If you want to harvest the seeds of the coriander, give it a place in full sun. It blooms here particularly early and abundantly. For the leaf harvest you prefer to choose a partially shaded location. Coriander does not tolerate frost and drought well. Always keep the soil well moist and plant the attractive herb next to dill, mint, or garlic. Coriander belongs in the lowest zone of a herb spiral.

As a heavy eater, coriander needs a soil rich in humus. Before sowing or planting, dig in a shovel of compost or fertilize the soil. Coriander does not tolerate waterlogging, so always ensure that the soil is loose.

Order herbal snail directly from us in our shop:
Herbal snail angular
Modern design for the garden and terrace

Herbal snails are easy to build yourself from larger stones. For those who prefer it modern and straightforward, we recommend the galvanized version. Not rounded, but with straight side edges, this herb snail looks best free-standing in the garden or on the terrace. Due to the different heights, a wide variety of herbs feel right at home here.

Sowing & planting
Herb bed and kitchen board

You can easily grow cilantro in pots and pans around the house or on the patio. Keep in mind that the coriander becomes relatively large with a stature height of up to 90 cm. About three plants fit into a 12 cm diameter pot. If these become too strong, remove the weakest.

In the garden you sow the round seeds in late spring in 1 cm deep furrows, frost-free from the beginning of May in rows 30 cm apart. The seedlings will show up after two weeks. When the seeds have germinated, you can isolate the plants to 30 cm. Coriander germinates regardless of light, but should be covered with soil or a net or fleece, because birds like to peck the seeds.
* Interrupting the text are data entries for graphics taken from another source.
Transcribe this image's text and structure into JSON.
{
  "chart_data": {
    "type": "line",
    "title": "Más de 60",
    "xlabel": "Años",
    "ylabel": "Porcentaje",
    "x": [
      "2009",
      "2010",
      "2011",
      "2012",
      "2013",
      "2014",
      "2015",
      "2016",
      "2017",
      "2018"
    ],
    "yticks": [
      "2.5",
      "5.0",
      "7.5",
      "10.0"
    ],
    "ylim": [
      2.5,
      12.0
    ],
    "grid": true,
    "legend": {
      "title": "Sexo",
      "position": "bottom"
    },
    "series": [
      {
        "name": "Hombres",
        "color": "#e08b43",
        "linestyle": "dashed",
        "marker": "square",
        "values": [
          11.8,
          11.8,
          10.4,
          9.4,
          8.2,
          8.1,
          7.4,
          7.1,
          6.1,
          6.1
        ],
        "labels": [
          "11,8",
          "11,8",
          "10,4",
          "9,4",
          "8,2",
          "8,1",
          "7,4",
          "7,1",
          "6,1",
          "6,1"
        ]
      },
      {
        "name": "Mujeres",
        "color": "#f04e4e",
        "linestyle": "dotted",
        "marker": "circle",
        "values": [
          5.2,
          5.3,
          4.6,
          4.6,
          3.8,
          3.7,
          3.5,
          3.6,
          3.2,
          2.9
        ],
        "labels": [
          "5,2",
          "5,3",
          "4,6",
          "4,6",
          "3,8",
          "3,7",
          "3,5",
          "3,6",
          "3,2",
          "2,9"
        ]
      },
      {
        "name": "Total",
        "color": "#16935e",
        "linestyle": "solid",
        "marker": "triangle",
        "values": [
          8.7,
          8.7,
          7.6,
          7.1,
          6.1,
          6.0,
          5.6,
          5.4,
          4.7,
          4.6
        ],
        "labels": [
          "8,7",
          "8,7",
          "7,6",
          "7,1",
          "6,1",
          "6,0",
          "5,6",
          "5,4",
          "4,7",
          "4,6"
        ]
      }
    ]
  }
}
Planting depth: furrows of 1 cm
Plant spacing: 30×30 cm
Plant out in the bed: late April / mid-May, frost-free
No-till: from May
Germination time: 11-14 days
Cultivation period / ready for harvest: annual, leaves can be harvested continuously, seeds can be harvested from mid-August

Do you want to sow coriander?
In our shop you will find certified organic coriander seeds. If you would like to plant it directly, then test our organic seeds for small-fruited coriander and our herbal packages „Our classics – small“, „Our classics – large“ – this is where coriander comes to your home.

Three good reasons to grow coriander
The umbel flowers are approached by many insects, including bees and wild bees. This is good for the environment and for your garden!
Coriander replaces parsley in soups and sauces, giving it an Asian touch
Coriander strengthens the immune system and has an antibacterial effect. In times of increasing antibiotic tolerance, medicine is also rediscovering the germicidal effect of coriander.

Bees and butterflies love coriander plants
Easy to care for and grateful

Coriander is easy to grow and will give you plenty of round seeds in the summer. You don’t have to do a lot for that. Just keep the cilantro free of weeds throughout the season. Fertilization is no longer necessary after sowing.